# 24th Pensacola JR Angler RESULTS!!



## bully48 (Aug 2, 2008)

Here are the final results for the jr. angler tourney held sat. June 18 @ WCI Lost key Marina. There were two first time catch and release of Blue Marlin and several impressive fish weighed in Jr. or anyone. It was great to see the smiles of the kids as they stood proudly next to their catch on the scales and it was great to see the grins on the faces of some proud pops and grandpops.The 2011 tourney bragging rights will have to go to the girls as they posted some impressive fish on the board. from the PBGFC i would like to give a big Thank you to all those who fished and to those who took the kids to make some memories they will never forget.
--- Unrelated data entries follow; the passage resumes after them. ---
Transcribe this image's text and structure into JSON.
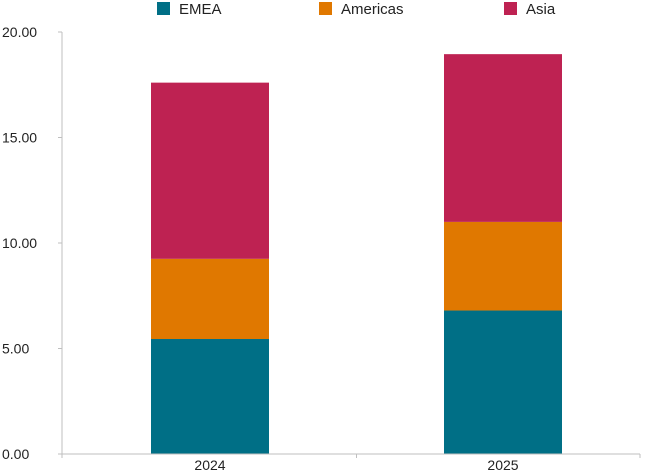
{
  "chart_data": {
    "type": "bar",
    "stacked": true,
    "categories": [
      "2024",
      "2025"
    ],
    "series": [
      {
        "name": "EMEA",
        "values": [
          5.45,
          6.8
        ],
        "color": "#006F86"
      },
      {
        "name": "Americas",
        "values": [
          3.8,
          4.2
        ],
        "color": "#E07800"
      },
      {
        "name": "Asia",
        "values": [
          8.35,
          7.95
        ],
        "color": "#BE2252"
      }
    ],
    "ylim": [
      0,
      20
    ],
    "yticks": [
      "0.00",
      "5.00",
      "10.00",
      "15.00",
      "20.00"
    ],
    "legend_position": "top",
    "grid": false
  }
}
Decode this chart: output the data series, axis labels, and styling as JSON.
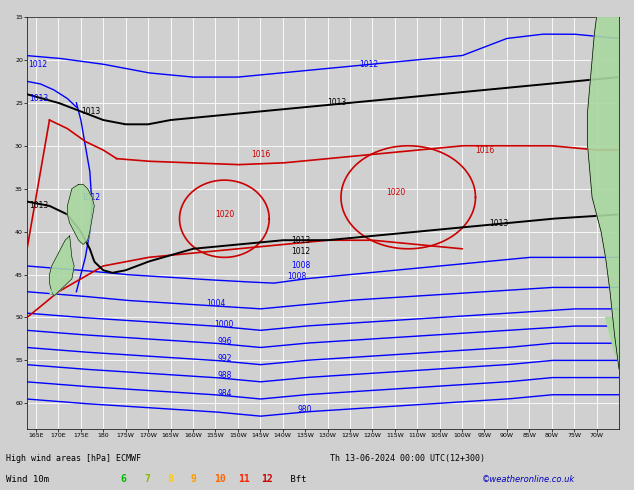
{
  "title_line1": "High wind areas [hPa] ECMWF",
  "title_line2": "Th 13-06-2024 00:00 UTC(12+300)",
  "wind_label": "Wind 10m",
  "beaufort_values": [
    "6",
    "7",
    "8",
    "9",
    "10",
    "11",
    "12"
  ],
  "beaufort_colors": [
    "#00bb00",
    "#88bb00",
    "#ffcc00",
    "#ff9900",
    "#ff6600",
    "#ff2200",
    "#cc0000"
  ],
  "beaufort_label": "Bft",
  "copyright": "©weatheronline.co.uk",
  "bg_color": "#d0d0d0",
  "map_bg": "#d0d0d0",
  "grid_color": "#ffffff",
  "land_color": "#a8d8a0",
  "coast_color": "#000000",
  "blue": "#0000ff",
  "red": "#cc0000",
  "black": "#000000",
  "xlim": [
    163,
    295
  ],
  "ylim": [
    -63,
    -15
  ]
}
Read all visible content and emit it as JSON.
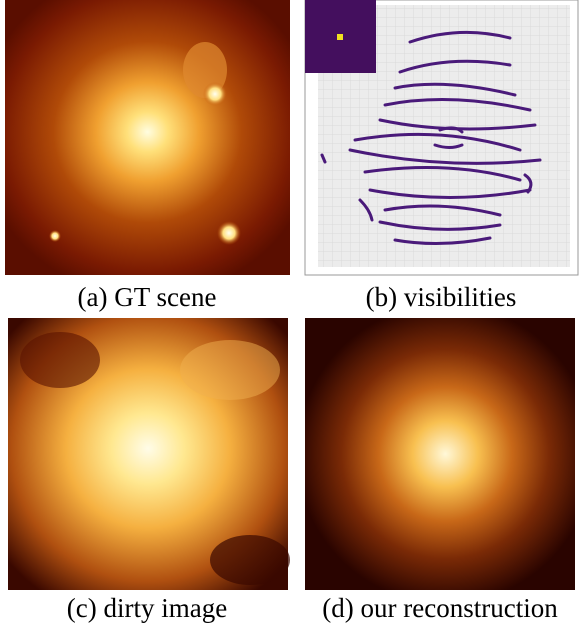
{
  "panels": [
    {
      "caption": "(a) GT scene"
    },
    {
      "caption": "(b) visibilities"
    },
    {
      "caption": "(c) dirty image"
    },
    {
      "caption": "(d) our reconstruction"
    }
  ]
}
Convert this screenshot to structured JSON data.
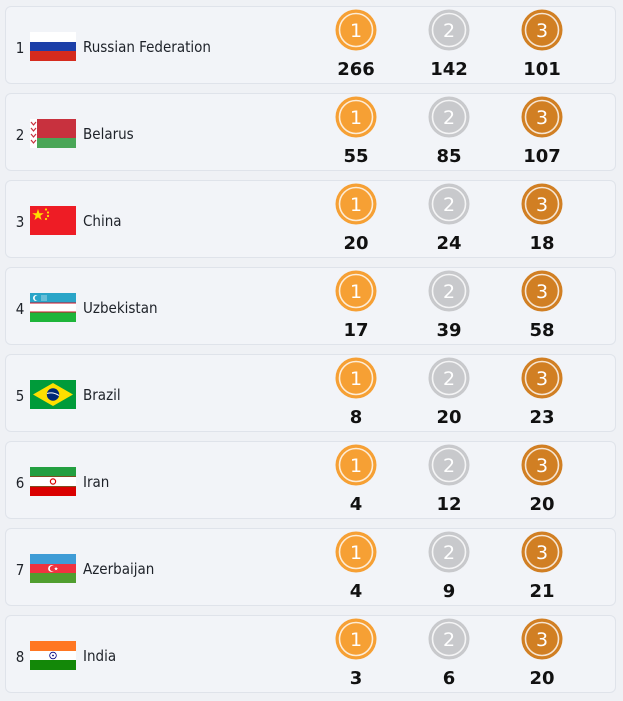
{
  "colors": {
    "gold": "#f6a034",
    "silver": "#c8c9cc",
    "bronze": "#d17f23"
  },
  "medal_labels": {
    "gold": "1",
    "silver": "2",
    "bronze": "3"
  },
  "rows": [
    {
      "rank": "1",
      "country": "Russian Federation",
      "flag": "russia-flag",
      "gold": "266",
      "silver": "142",
      "bronze": "101"
    },
    {
      "rank": "2",
      "country": "Belarus",
      "flag": "belarus-flag",
      "gold": "55",
      "silver": "85",
      "bronze": "107"
    },
    {
      "rank": "3",
      "country": "China",
      "flag": "china-flag",
      "gold": "20",
      "silver": "24",
      "bronze": "18"
    },
    {
      "rank": "4",
      "country": "Uzbekistan",
      "flag": "uzbekistan-flag",
      "gold": "17",
      "silver": "39",
      "bronze": "58"
    },
    {
      "rank": "5",
      "country": "Brazil",
      "flag": "brazil-flag",
      "gold": "8",
      "silver": "20",
      "bronze": "23"
    },
    {
      "rank": "6",
      "country": "Iran",
      "flag": "iran-flag",
      "gold": "4",
      "silver": "12",
      "bronze": "20"
    },
    {
      "rank": "7",
      "country": "Azerbaijan",
      "flag": "azerbaijan-flag",
      "gold": "4",
      "silver": "9",
      "bronze": "21"
    },
    {
      "rank": "8",
      "country": "India",
      "flag": "india-flag",
      "gold": "3",
      "silver": "6",
      "bronze": "20"
    }
  ]
}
Also, thanks to all those volunteered to make this event a sucess. Hope you will join us again next year on Fathers day weekend. Next up the International, more on that lil later time to let the kids have some bragging time!!
*24th ANNUAL PENSACOLA JR ANGLERS TOURNAMENT RESULTS JUNE 17-18 2011*​KING MACKERAL
1ST AGEE DISEKER- ABSOFISHINGLUTELY 25.4LBS
2ND OLIVIA WEEKLY – HORSESENSE 17.4LBS
3RD HUNTER LYLES- REEL BOYZ 15.4LBS

BONITA
1ST MYLES POWERS- JUBILEE 6.4LBS
2ND HUNTER LYLES – REEL BOYZ 6.4LBS (2ND FISHED WEIGHED)
3RD DANIEL FILARDI-DOUBLE DOWN- 5.8LBS

SNAPPER
1ST JACKSON MURELL- PERIWINKLE II- 18.4LBS
2ND MOLLIE DONOVAN- PERIWINKLE II - 12.0LBS
3RD TRISTAN LAURENT- KATATONIC- 12.0LBS (2ND FISHED WEIGHED)

WAHOO
1ST DEVIN CARR – REEL NECESSITY - 38.0LBS
2ND RYAN SKARDA- HEATHER D- 34.4LBS
3RD BRITTON CHADBOURNE – LEGACY - 28.2LBS

DOLPHIN
1ST HALEIGH PADGETT- REEL MCCOY - 30.8LBS
2ND GEORGE BELL III – REEL MCCOY- 27.0LBS
3RD BRANDON KIMSEY – FULLY INVOLVED- 26.0

TUNA
1ST LANA CHECHAK - QUEST- 90.0LBS

CATCH & RELEASE
1ST KILEY STROMBURG – QUEST – BLUE MARLIN
2ND ALEC GRIMES – ABSOFISHINGLUTELY- BLUE MARLIN

TOURNAMENT CHAMPION
KILEY STROMBURG C&R BLUE MARLIN 

TOP BOAT 
QUEST 90.0LB TUNA AND C&R BLUE MARLIN

OPTIONAL CASH AWARDS 
QUEST $1,170
FULLY INVOLVED $ 810

16 BOATS-- 43 ANGLERS


----------